Ci sono molti più designer, più produttori, più eventi, più tutto e soprattutto più anche di ciò che col Salone non c’entra niente. È tutto molto bello e ha allargato il pubblico a dismisura: i mitici addetti ai lavori come noi architetti sono diventati una riserva indiana, sicuramente — azzardo, ma credo di prenderci abbastanza — siamo meno del 10%. Questo significa che la massificazione di questo evento ha aumentato il numero di presenze ma ha anche svuotato di significato l’evento stesso per molte persone. Lo dico in quanto architetto e professionista, quindi è la mia opinione e impressione, sarà sbagliata, pazienza.
Personalmente ho sempre meno motivi di andarci perché ho l’impressione — per quante cose veda — di non vederne che una piccola parte. Ho sempre l’impressione di perdermi quello che magari mi interesserebbe davvero.
Ok: ci sono le guide, bisognerebbe fare un piano di battaglia prima, studiare una strategia, calcolare i tempi con Google Maps e pianificare anche le soste al bagno. Bisognerebbe insomma fare molta fatica e confesso che ne ho poca voglia.
A chi serve il Salone?
Per questo, e per circoscrivere meglio la questione, mi sono chiesto per chi il Salone è irrinunciabile, cioè a chi davvero interessa professionalmente il Salone.
Alle aziende: ovviamente.
Ai designer: altrettanto ovviamente.
Agli addetti del settore: media, blogger (esistono ancora?)
Agli artisti: che non c’entrano necessariamente col design ma oh, vuoi mettere che palcoscenico?
Ho lasciato volutamente fuori dall’elenco gli architetti, che sono pur sempre quelli che poi molti di questi prodotti li usano e li fanno comprare ai loro clienti.
Il Salone mi pare sempre più un evento dove ha senso andare solo se fai parte di una certa cerchia (della quale io evidentemente non faccio parte): quella di chi si conosce o nella quale si cerca di entrare, quella delle feste, quella delle occasioni che poi diventano collaborazioni, lavoro ecc.
Il Salone ha senso — come si diceva una volta —più per fare networking, molto meno per vedere che novità ci sono nel settore.
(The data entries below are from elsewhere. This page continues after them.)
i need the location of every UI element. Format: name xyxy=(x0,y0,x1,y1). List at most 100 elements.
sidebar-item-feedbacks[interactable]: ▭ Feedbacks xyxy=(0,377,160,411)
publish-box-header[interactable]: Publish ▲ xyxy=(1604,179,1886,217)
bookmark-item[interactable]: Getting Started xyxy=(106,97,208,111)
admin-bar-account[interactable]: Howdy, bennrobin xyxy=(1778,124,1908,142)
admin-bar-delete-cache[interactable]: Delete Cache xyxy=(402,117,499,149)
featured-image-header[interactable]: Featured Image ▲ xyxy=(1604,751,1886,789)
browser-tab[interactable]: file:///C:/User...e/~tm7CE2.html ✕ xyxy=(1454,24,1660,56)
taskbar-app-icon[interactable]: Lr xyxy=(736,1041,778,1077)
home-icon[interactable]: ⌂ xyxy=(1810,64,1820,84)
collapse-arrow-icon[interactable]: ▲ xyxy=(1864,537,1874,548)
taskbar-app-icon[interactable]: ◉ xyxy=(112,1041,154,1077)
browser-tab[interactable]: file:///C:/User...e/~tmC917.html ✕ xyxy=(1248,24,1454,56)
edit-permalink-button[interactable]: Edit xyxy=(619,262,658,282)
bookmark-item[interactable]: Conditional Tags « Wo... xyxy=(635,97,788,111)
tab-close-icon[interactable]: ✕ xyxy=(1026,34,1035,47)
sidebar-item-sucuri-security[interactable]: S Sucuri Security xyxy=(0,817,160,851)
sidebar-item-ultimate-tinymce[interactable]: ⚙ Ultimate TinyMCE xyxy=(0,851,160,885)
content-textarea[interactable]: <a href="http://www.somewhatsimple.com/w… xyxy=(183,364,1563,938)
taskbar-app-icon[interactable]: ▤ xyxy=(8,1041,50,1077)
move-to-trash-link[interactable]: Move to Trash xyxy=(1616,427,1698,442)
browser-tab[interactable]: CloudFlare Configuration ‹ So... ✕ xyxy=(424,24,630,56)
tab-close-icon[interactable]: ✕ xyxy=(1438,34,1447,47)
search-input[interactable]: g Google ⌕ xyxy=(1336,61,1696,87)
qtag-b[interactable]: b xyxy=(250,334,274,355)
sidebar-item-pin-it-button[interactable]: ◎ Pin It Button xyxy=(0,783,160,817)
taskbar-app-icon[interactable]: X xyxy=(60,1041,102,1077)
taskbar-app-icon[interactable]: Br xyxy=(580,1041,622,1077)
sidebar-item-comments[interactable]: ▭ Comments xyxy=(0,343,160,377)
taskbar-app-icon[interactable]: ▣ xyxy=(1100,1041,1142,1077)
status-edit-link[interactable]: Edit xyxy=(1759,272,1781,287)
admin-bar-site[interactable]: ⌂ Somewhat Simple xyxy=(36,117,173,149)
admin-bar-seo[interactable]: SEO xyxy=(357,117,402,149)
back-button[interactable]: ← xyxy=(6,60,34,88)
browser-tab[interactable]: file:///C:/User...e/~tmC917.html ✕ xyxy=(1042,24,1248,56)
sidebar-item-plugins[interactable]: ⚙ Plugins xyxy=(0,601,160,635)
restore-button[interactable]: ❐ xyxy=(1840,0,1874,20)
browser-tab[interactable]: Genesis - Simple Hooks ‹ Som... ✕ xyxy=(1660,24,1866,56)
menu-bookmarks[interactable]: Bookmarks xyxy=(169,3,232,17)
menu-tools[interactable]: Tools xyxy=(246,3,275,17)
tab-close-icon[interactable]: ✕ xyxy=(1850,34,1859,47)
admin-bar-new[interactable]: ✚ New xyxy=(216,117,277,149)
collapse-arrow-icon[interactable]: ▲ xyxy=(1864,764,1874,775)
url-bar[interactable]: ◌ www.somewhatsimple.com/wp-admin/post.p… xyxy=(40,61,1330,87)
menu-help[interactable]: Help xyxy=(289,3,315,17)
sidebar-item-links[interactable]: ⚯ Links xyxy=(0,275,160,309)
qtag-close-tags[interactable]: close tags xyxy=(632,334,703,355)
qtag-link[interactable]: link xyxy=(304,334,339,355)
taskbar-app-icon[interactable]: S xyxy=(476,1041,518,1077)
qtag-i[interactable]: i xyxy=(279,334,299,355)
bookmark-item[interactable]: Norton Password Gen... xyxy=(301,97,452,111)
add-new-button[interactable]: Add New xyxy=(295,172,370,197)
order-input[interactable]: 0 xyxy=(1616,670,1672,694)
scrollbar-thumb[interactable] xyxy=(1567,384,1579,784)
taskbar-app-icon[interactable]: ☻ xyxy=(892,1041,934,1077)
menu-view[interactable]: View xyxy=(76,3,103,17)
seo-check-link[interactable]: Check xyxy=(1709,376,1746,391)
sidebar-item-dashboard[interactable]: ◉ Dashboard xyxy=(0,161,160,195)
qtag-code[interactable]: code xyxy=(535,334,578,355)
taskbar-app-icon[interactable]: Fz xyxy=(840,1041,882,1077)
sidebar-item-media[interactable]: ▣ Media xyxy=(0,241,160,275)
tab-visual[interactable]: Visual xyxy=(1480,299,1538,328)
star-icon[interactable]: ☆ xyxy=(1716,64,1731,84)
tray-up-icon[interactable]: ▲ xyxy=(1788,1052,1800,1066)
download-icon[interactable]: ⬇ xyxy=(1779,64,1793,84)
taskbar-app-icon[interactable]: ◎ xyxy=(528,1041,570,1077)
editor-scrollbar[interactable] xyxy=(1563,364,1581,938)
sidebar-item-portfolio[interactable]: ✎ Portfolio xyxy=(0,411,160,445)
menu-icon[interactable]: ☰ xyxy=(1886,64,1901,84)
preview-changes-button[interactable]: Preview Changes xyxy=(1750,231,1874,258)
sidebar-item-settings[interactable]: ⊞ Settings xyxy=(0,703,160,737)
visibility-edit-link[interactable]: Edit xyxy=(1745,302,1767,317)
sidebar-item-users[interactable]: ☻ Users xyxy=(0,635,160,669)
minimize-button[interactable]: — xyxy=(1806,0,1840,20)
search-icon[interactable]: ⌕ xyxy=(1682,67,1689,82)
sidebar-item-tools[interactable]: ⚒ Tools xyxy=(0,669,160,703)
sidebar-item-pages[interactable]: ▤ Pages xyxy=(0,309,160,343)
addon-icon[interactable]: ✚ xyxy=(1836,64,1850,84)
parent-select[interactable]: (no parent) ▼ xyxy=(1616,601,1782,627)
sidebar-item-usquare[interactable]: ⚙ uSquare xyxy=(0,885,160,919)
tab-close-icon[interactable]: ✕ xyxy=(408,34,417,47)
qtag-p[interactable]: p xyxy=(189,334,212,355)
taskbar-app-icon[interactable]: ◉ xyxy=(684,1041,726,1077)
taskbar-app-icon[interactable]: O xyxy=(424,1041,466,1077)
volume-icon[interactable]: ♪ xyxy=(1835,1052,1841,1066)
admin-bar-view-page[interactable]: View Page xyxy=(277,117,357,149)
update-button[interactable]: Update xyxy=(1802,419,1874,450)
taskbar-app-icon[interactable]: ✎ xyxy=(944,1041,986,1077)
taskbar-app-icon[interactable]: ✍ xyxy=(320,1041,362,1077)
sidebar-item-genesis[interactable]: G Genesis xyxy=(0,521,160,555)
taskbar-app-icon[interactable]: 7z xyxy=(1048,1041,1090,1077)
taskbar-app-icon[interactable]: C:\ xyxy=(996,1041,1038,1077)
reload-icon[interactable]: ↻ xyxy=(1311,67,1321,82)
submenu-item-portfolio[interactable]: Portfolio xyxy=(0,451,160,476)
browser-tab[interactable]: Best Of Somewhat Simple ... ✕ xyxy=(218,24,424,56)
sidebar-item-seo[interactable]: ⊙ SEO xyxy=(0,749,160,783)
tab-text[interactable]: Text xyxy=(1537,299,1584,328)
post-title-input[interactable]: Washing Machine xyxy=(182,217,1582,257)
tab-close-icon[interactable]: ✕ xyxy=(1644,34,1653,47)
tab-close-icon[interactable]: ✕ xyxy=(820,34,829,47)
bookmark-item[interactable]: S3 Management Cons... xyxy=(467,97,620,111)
Anche perché le novità le vediamo in rete, le conosciamo già da mesi, è più comodo vederle senza la ressa, senza il casino, senza il caldo.
A proposito: a chi è sembrata una buona idea farlo a giugno? Una porzione della poca voglia che ho di andarci è anche ascrivibile al pensiero che ne vedrei il 90% in condizioni pietose, pensando solo a una doccia ghiacciata e non di certo a quello che ho di fronte (giuro che sto guardando le foto di chi ci sta andando in questi giorni osservando se presentano segni di imminente collasso psicofisico da eccesso di caldo).
E dire che sono pure in una condizione privilegiata: posso anche dormire a Milano senza avere la percezione (che è realtà, poi) di essere rapinato da albergatori e host AirBnb con tariffe più alte del doppio o del triplo (sono generosissimo, lo so è che i rincari sono MOLTO più alti). Ho dove dormire a gratis, la fortuna ogni tanto mi assiste.
Insomma: non avrei un buon numero di disagi del visitatore medio del Salone, vessato da tariffe allucinanti e costretto a ritmi infernali per vedere solo una parte del tutto. Eppure, forse proprio per questo, mi permetto di fare il sofisticato chiedendomi se ne vale veramente la pena. Cioè, diciamocelo: in questi tempi di materialismo neanche scalfito da una pandemia globale e anzi, tonificato e tornato a vendicarsi, mi chiedo:
ha senso che vada al Salone?
Devo innanzitutto isolare questa domanda e le risposte che si porta dietro da questo senso di stanchezza che mi attanaglia al solo pensarci.
Forse la risposta del pragmatismo meneghino sarebbe “Ma allora restatene a casa se devi menarla così” e avrebbe ragione.
E allora riformulo la domanda: non “ha senso che io vada al Salone?” ma:
Che senso ha il Salone, oggi?
Forse per scoprirlo dovrei andarci. Chissà se ne ho voglia.